Saturday, March 3, 2012

It's Ok to Suck at Meditation

The 28-Day Meditation Challenge is over now. You can read the blog entailing my experiences with it here. I had high hopes at the beginning: I really wanted to finish out the month with my meditation practice cemented in my daily routine, an unbreakable habit. I wanted to experience long stretches of mental quiet, just me and my breath. wanted to recognize my thoughts as they floated past, and release them easily. I wanted to observe my fluctuating emotions and sensations from a place of inner stillness and peace. Well, I can tell you after four weeks of experience:

That stuff is hard as shit!

I spent a lot of the practice asking myself if I was making any progress yet. It didn't seem like I was, and I wondered, off and on, if I was doing it right, or if it should be taking this long. Then this happened...

On Thursday, the first post-meditation challenge day, my sister-in-law had minor hand surgery, so I kept her mom company in the hospital, and stuck around to help them both get home and settled. We piled into the cab that was taking us from the hospital back to her campus, a bit exhausted, obviously, from the experience. The cab driver pulled away, and I forgot to tell him to stop at a drugstore before going home so we could pick up the Tylenol she was supposed to be taking for the pain.

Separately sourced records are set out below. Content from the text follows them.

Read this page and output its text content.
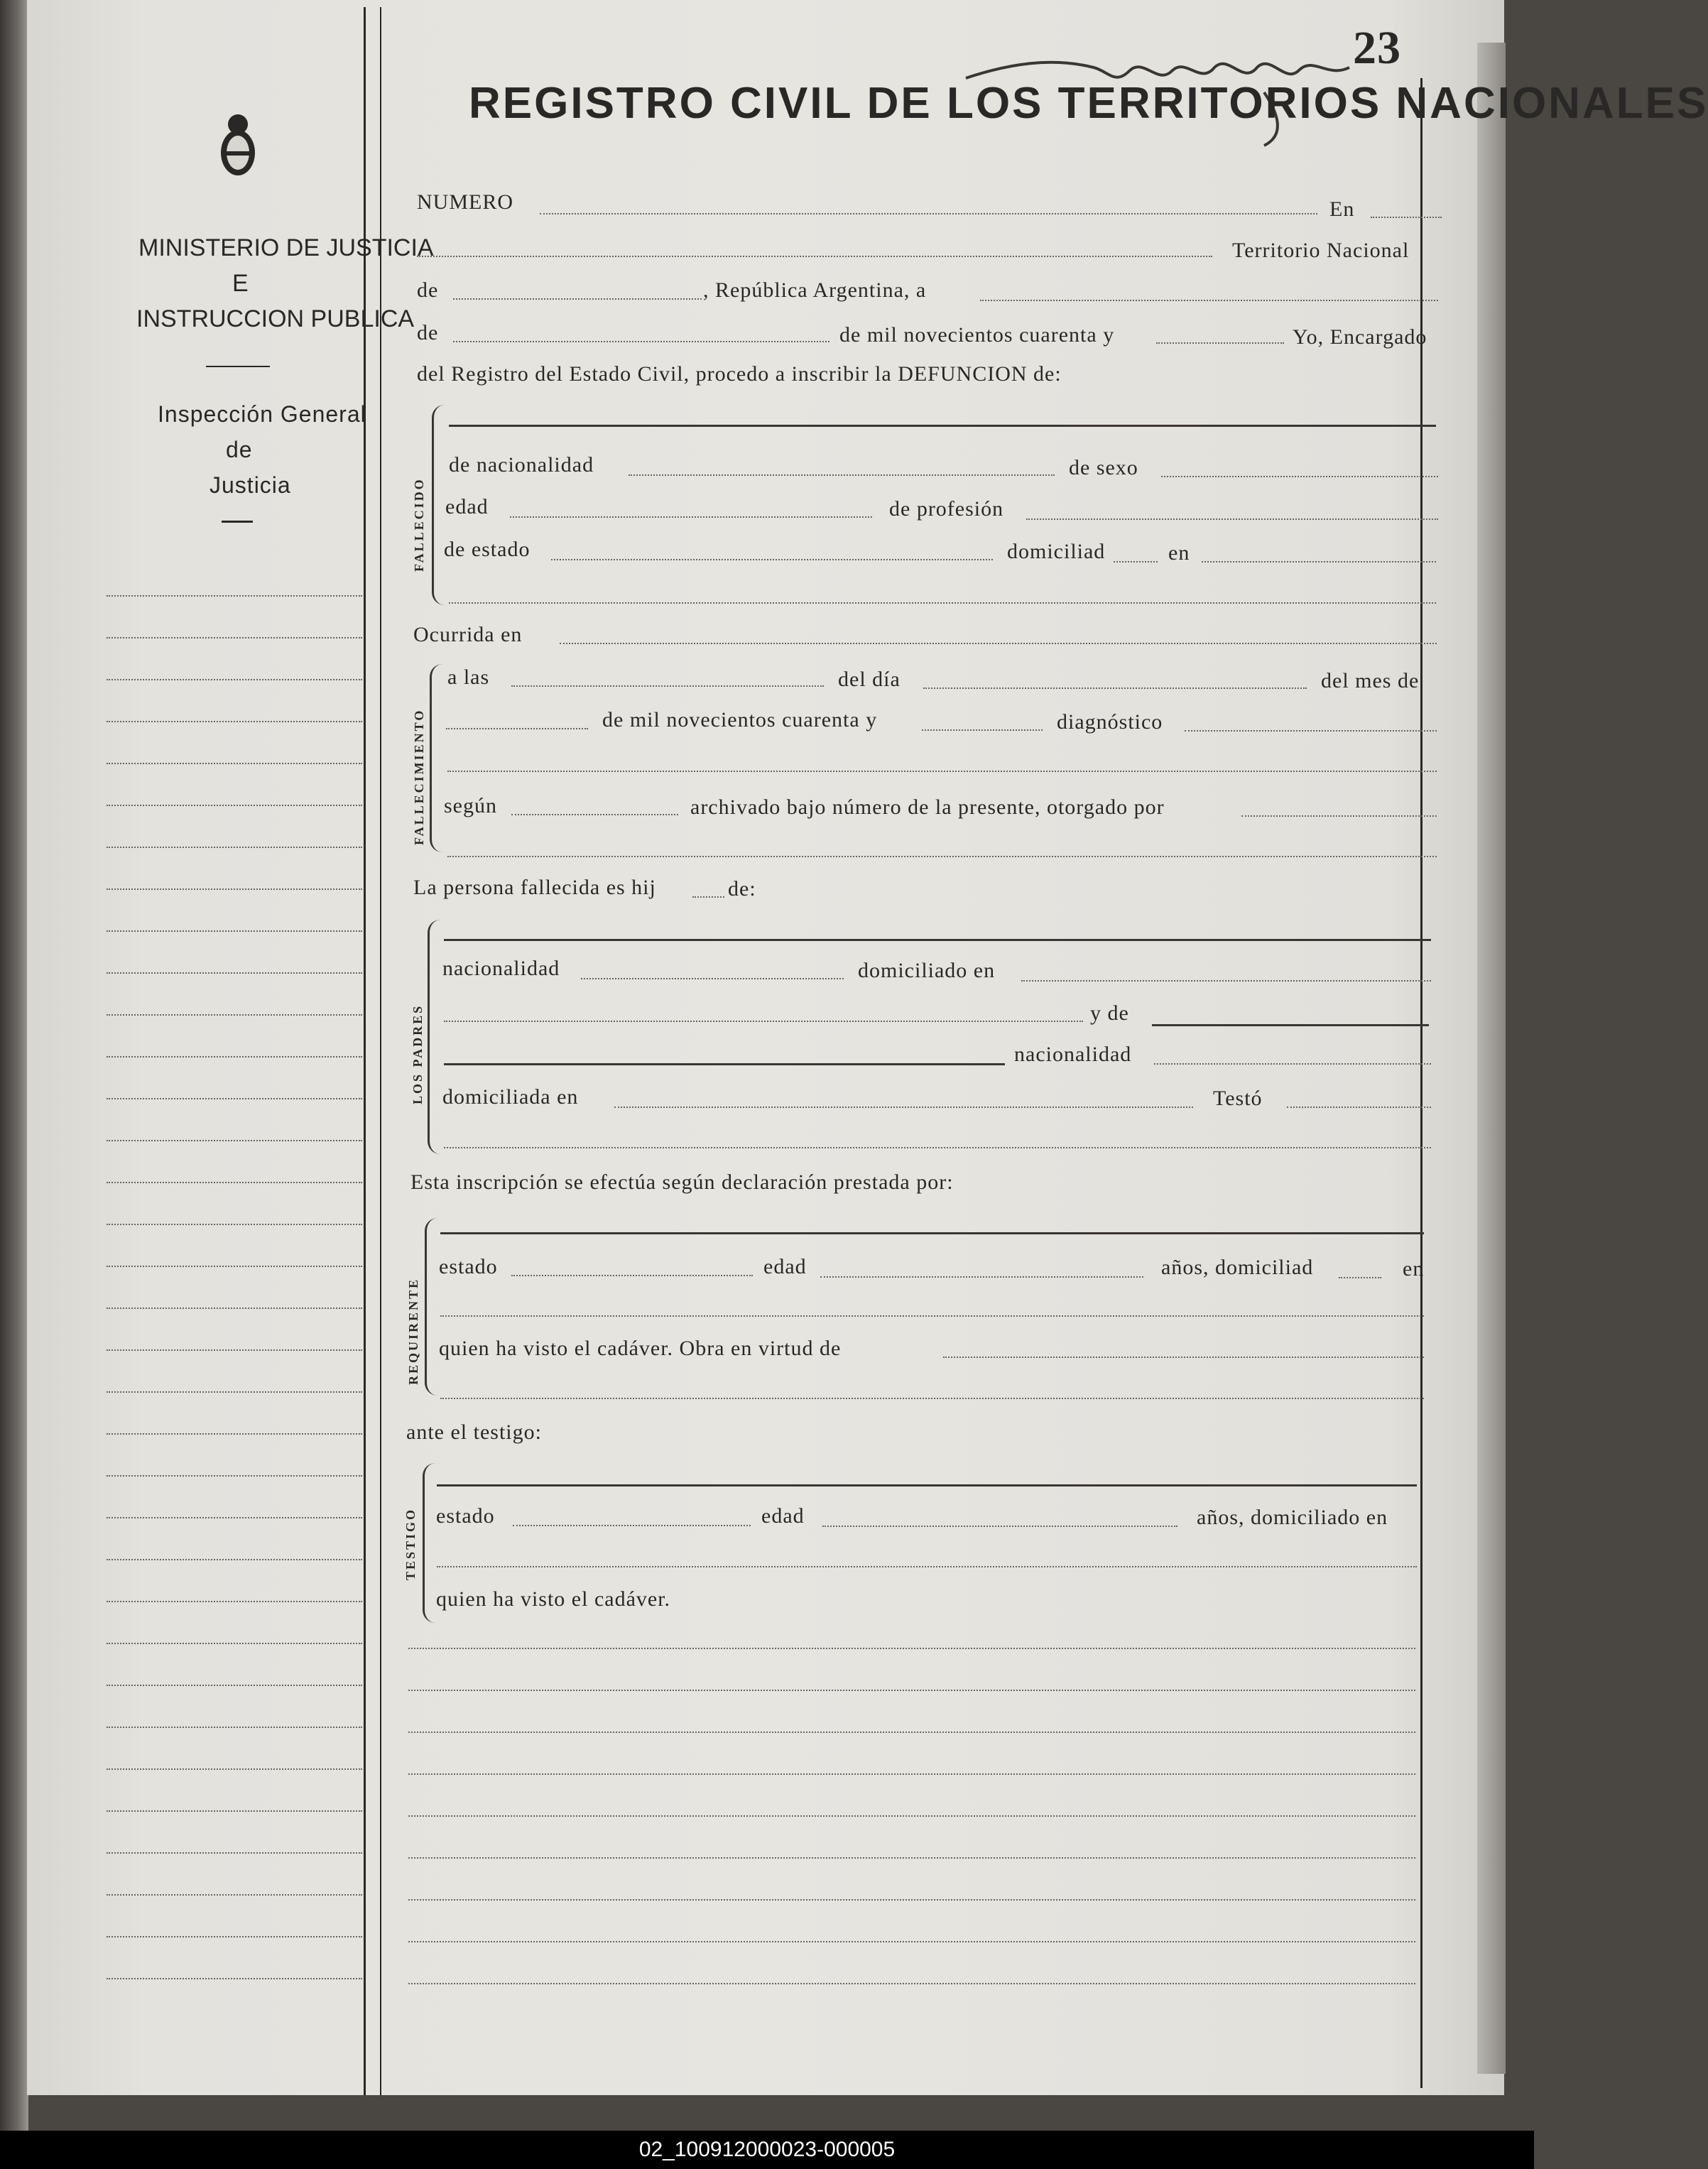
23
REGISTRO CIVIL DE LOS TERRITORIOS NACIONALES
MINISTERIO DE JUSTICIA
E
INSTRUCCION PUBLICA
Inspección General
de
Justicia
NUMERO	En
Territorio Nacional
de	, República Argentina, a
de	de mil novecientos cuarenta y	Yo, Encargado
del Registro del Estado Civil, procedo a inscribir la DEFUNCION de:
FALLECIDO
de nacionalidad	de sexo
edad	de profesión
de estado	domiciliad	en
Ocurrida en
FALLECIMIENTO
a las	del día	del mes de
de mil novecientos cuarenta y	diagnóstico
según	archivado bajo número de la presente, otorgado por
La persona fallecida es hij	de:
LOS PADRES
nacionalidad	domiciliado en
y de
nacionalidad
domiciliada en	Testó
Esta inscripción se efectúa según declaración prestada por:
REQUIRENTE
estado	edad	años, domiciliad	en
quien ha visto el cadáver. Obra en virtud de
ante el testigo:
TESTIGO estado	edad	años, domiciliado en
quien ha visto el cadáver.
02_100912000023-000005
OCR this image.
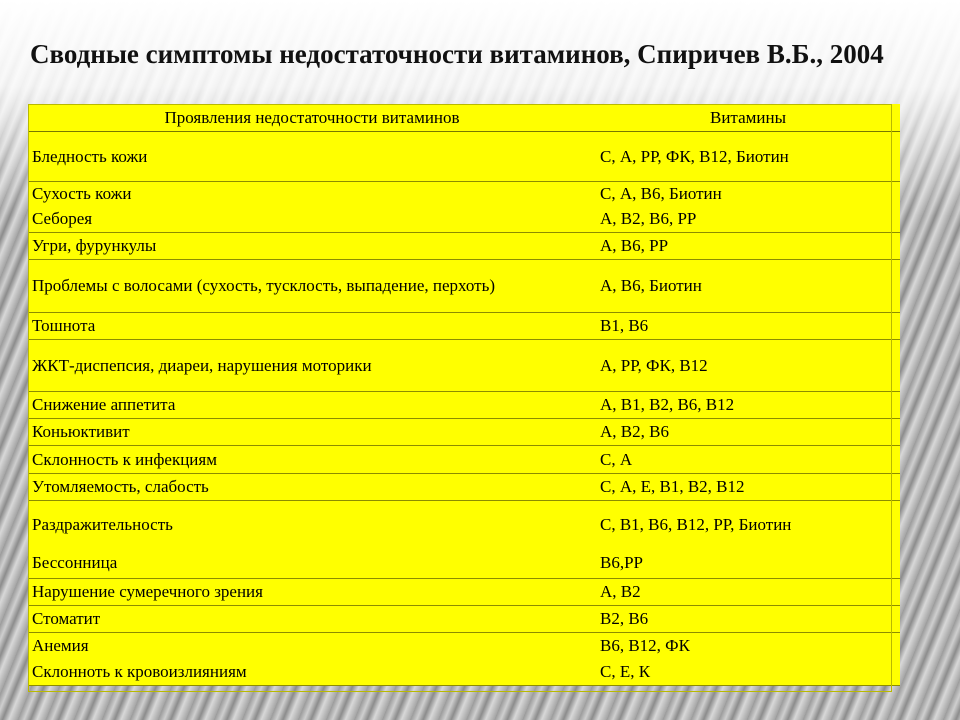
Сводные симптомы недостаточности витаминов, Спиричев В.Б., 2004
Проявления недостаточности витаминов	Витамины
Бледность кожи	С, А, РР, ФК, В12, Биотин
Сухость кожи	С, А, В6, Биотин
Себорея	А, В2, В6, РР
Угри, фурункулы	А, В6, РР
Проблемы с волосами (сухость, тусклость, выпадение, перхоть)	А, В6, Биотин
Тошнота	В1, В6
ЖКТ-диспепсия, диареи, нарушения моторики	А, РР, ФК, В12
Снижение аппетита	А, В1, В2, В6, В12
Коньюктивит	А, В2, В6
Склонность к инфекциям	С, А
Утомляемость, слабость	С, А, Е, В1, В2, В12
Раздражительность	С, В1, В6, В12, РР, Биотин
Бессонница	В6,РР
Нарушение сумеречного зрения	А, В2
Стоматит	В2, В6
Анемия	В6, В12, ФК
Склонноть к кровоизлияниям	С, Е, К
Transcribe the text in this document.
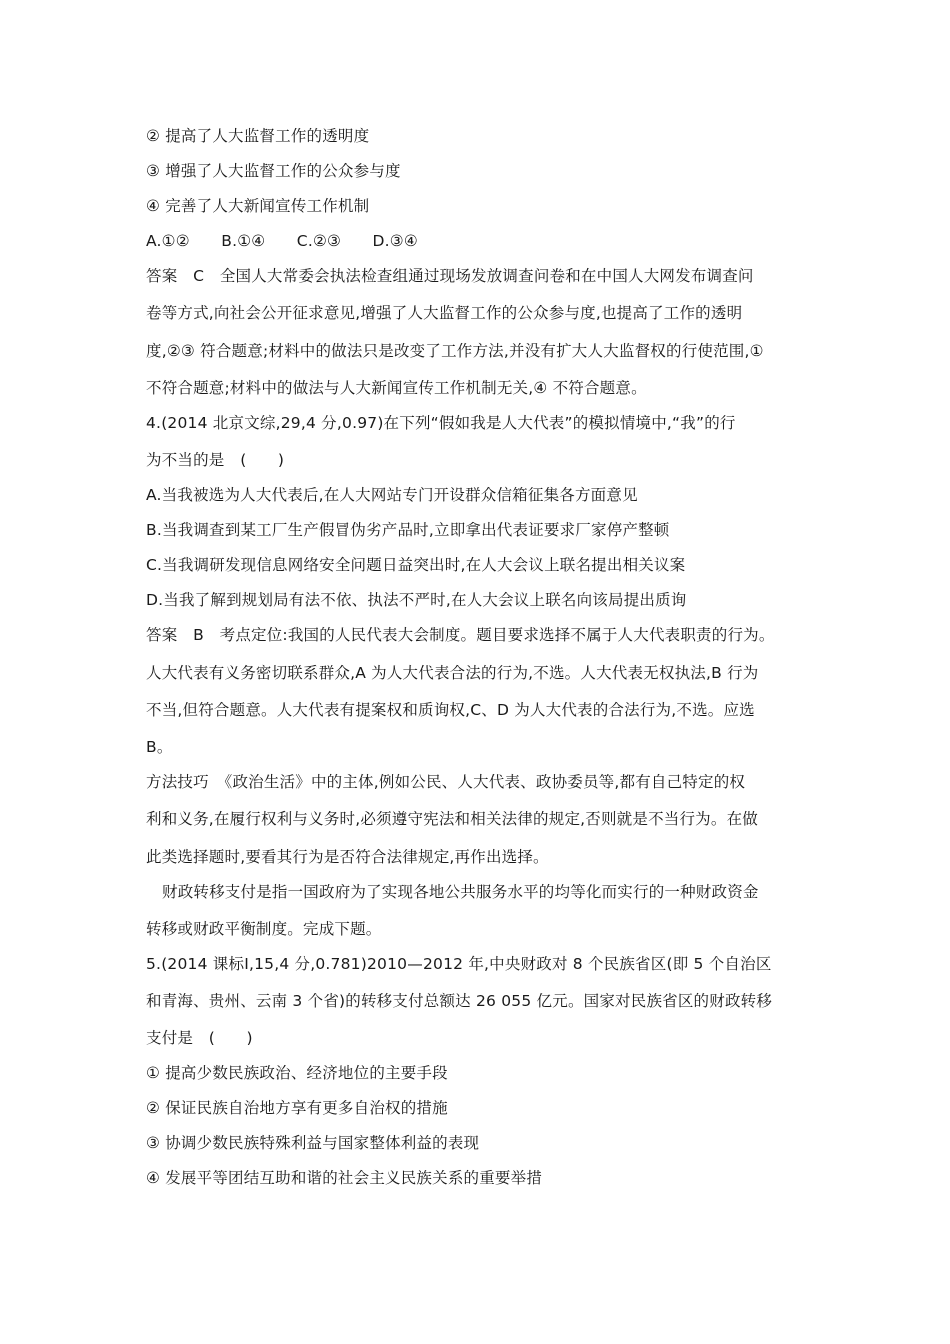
② 提高了人大监督工作的透明度
③ 增强了人大监督工作的公众参与度
④ 完善了人大新闻宣传工作机制
A.①②　　B.①④　　C.②③　　D.③④
答案　C　全国人大常委会执法检查组通过现场发放调查问卷和在中国人大网发布调查问
卷等方式,向社会公开征求意见,增强了人大监督工作的公众参与度,也提高了工作的透明
度,②③ 符合题意;材料中的做法只是改变了工作方法,并没有扩大人大监督权的行使范围,①
不符合题意;材料中的做法与人大新闻宣传工作机制无关,④ 不符合题意。
4.(2014 北京文综,29,4 分,0.97)在下列“假如我是人大代表”的模拟情境中,“我”的行
为不当的是　(　　)
A.当我被选为人大代表后,在人大网站专门开设群众信箱征集各方面意见
B.当我调查到某工厂生产假冒伪劣产品时,立即拿出代表证要求厂家停产整顿
C.当我调研发现信息网络安全问题日益突出时,在人大会议上联名提出相关议案
D.当我了解到规划局有法不依、执法不严时,在人大会议上联名向该局提出质询
答案　B　考点定位:我国的人民代表大会制度。题目要求选择不属于人大代表职责的行为。
人大代表有义务密切联系群众,A 为人大代表合法的行为,不选。人大代表无权执法,B 行为
不当,但符合题意。人大代表有提案权和质询权,C、D 为人大代表的合法行为,不选。应选
B。
方法技巧　《政治生活》中的主体,例如公民、人大代表、政协委员等,都有自己特定的权
利和义务,在履行权利与义务时,必须遵守宪法和相关法律的规定,否则就是不当行为。在做
此类选择题时,要看其行为是否符合法律规定,再作出选择。
财政转移支付是指一国政府为了实现各地公共服务水平的均等化而实行的一种财政资金
转移或财政平衡制度。完成下题。
5.(2014 课标Ⅰ,15,4 分,0.781)2010—2012 年,中央财政对 8 个民族省区(即 5 个自治区
和青海、贵州、云南 3 个省)的转移支付总额达 26 055 亿元。国家对民族省区的财政转移
支付是　(　　)
① 提高少数民族政治、经济地位的主要手段
② 保证民族自治地方享有更多自治权的措施
③ 协调少数民族特殊利益与国家整体利益的表现
④ 发展平等团结互助和谐的社会主义民族关系的重要举措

About halfway through the trip I remembered, and I asked the driver to please take a detour so we could run that errand, and he just got so upset. He berated me for not telling him before, pointed out he had come all the way across town and didn't know where a drug store was now, and was just totally thrown for a loop. I apologized for not telling him sooner, recognizing the inconvenience I had caused him, but insisted that this was important and I needed him to turn around. He only got angrier once he had, waving his arms and yelling. My poor sister, overwrought from the anxiety of the operation, and probably still dealing with the anesthetic in her system started crying, and of course her mother was furious, and trying to comfort her at the same time.

"That is enough." I stated in a voice certainly not free from an angry tone, and loud enough to be heard over his ranting. I reminded him that I had acknowledged the inconvenience I was causing him, and that I had apologized, and while I understood he was upset, he had expressed that already, and he could not keep yelling at us for the remainder of the ride.

It didn't actually stop him, of course, he just got on his radio and yelled at the dispatcher instead, who also told him he needed to calm down. I pointed out he might give himself an ulcer if he carried on this way often. We pulled into a grocery, and my mom-in-law ran in to get the medicine. Meanwhile he left the car to call the dispatcher, thank goodness, giving us some quiet in which to regroup. The next thing I knew he had thrust his phone at me, and was yelling at his dispatcher to "tell HER that then!"

I took the phone and calmly explained to the confused dispatcher that I was the fare, and he had handed the phone to me. The dispatcher was able to explain that since the ride was being expensed to the school, there was no way to charge them for the time spent waiting in the parking lot. I apologized, and explained I hadn't known that at all; our driver hadn't said anything about it, and offered to pay the difference myself. By the time we left the parking lot, the dispatcher asked, very apologetically, that I give $4 to the cab driver and we'd call it even. He was silent the whole way home, and when I handed him the money, I thanked him, and suggested that in the future he might want to try calmly explaining the situation instead of losing his temper.

We were all fine, of course, and went on with our day. It wasn't until I got home that night and read the final section of Sharon Salzberg's book, Real Happiness: The Power of Meditation, which the challenge was based on that something clicked.

"I think the meditation is working." I said to the husband.

"Oh?" he asked.

"No matter how out of control that cab driver got, even though I was angry with him and knew it wasn't acceptable how he was treating us, I never lost track of the fact that he must have been coming from a place of great pain or fear to be responding like that to a simple request. I really felt sorry for him. I didn't lose my temper, or feel overwhelmed, or frightened, or hurt because I knew that this was something that was happening to him, not me. He was hurting himself, and we just happened to be there. He wanted to be happy just like us, and wasn't very good at it yet."

So what was in that final section that made it all fall into place? Something that I think should be heard at the very beginning of a meditation practice:

"We don't meditate to get better at meditation. We meditate to get better at life."

So the next time your crazily careening brain tells you you're no good at meditation because sitting still makes you antsy after five minutes, you can tell it to put that memo in its pipe and smoke it!

Meditation will change your life. That's something I can promise you.